Courant 2010, trois nouvelles substances actives ont obtenu une autorisation de mise sur le marché. Le fluopicolide appartient à une nouvelle famille chimique (les acylpicolides) pour laquelle aucune résistance spécifique n’est connue à ce jour. Il est associé au fosétyl Al. La notification d’autorisation de mise sur le marché précise de ne pas dépasser 1 application tous les 2 ans. Même si cette restriction n’est pas liée à la résistance, son respect devrait prévenir efficacement le développement éventuel de ce phénomène.

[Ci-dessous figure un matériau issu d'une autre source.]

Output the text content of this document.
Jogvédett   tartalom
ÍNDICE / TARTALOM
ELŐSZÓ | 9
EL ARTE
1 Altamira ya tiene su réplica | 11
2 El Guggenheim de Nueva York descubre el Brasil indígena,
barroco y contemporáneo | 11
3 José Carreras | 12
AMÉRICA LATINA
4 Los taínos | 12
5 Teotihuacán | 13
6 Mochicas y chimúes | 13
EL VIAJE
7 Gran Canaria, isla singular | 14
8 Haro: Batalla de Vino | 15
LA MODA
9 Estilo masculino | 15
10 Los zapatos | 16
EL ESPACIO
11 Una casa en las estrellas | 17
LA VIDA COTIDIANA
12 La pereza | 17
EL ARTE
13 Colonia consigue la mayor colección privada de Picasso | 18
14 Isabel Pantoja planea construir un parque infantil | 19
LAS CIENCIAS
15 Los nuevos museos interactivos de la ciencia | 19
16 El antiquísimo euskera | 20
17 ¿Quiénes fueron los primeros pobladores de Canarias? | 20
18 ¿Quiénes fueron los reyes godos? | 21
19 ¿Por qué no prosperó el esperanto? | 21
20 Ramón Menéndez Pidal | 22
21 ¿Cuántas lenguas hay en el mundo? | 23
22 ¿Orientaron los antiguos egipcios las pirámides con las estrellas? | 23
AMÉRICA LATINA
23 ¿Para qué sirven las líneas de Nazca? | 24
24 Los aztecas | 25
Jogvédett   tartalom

L’amétoctradine appartient à la famille chimique des pyrimidylamines. Elle est actuellement associée au métirame. Son mode d’action n’est pas totalement identifié, mais il pourrait s’apparenter à celui des QiI. Une résistance croisée positive avec la cyazofamide n’est donc pas à exclure. Dans ces conditions, la restriction d’emploi à deux applications annuelles édictée plus haut s’applique globalement à toutes les spécialités contenant l’une ou l’autre de ces substances actives. Enfin, la troisième molécule autorisée est le phosphonate de potassium. La notification d’autorisation limite son utilisation à 5 applications par an maximum.
oïdium
En 2010, le plan de surveillance a porté sur deux familles de fongicides : les QoI (strobilurines = azoxystrobine, krésoxim-méthyl, pyraclostrobine, trifloxystrobine) et les IDM (IBS du groupe I = voir tableau).
La résistance aux QoI, détectée pour la première fois en France en 2008 dans le vignoble d’Armagnac, avait progressé en 2009 mais était restée cantonnée à cette zone viticole. En 2010, la situation s’est détériorée puisque des populations contenant des souches résistantes ont été découvertes dans sept autres régions viticoles.
Cependant, la résistance n’est pas généralisée. Sur les 54 parcelles échantillonnées, seules 12 populations (22 %) contiennent des souches résistantes (présentant la mutation G143A) ; cependant, dans 1 cas sur 2, la fréquence de cette mutation est supérieure à 50 %.
Le suivi de la résistance aux IDM a été réalisé sur 54 échantillons provenant de 10 régions. Les résultats de 2010 confirment ceux de 2009 ; ils montrent que 30 à 40 % des populations analysées contiennent des souches résistantes aux IDM (mutation Y136F).
mildiou-OÏDIUM : la prophylaxie, des mesures préventives indispensables
Les conditions de réussite de la lutte chimique vis-à-vis de ces deux maladies sont d’autant plus favorables que sa mise en œuvre est accompagnée de mesures prophylactiques qui viennent limiter le développement des champignons. Citons :
– maîtriser la vigueur des souches (choix du porte-greffe, fertilisation adaptée, enherbement…) ;
– éviter la formation de mouillères en réalisant un drainage du sol (mildiou) ;
– éliminer tous les rejets (pampres à la base des souches, plantules issues de la germination de pépins…) qui favorisent l’installation des foyers primaires de mildiou et participent au démarrage précoce de l’épidémie,
– aérer la zone de grappes (palissage, effeuillage…) ;
– réaliser des rognages réguliers pour éliminer la jeune végétation très sensible au mildiou.
En outre, tous ces travaux en vert, en permettant une meilleure pénétration de la pulvérisation, améliorent l’efficacité de la protection.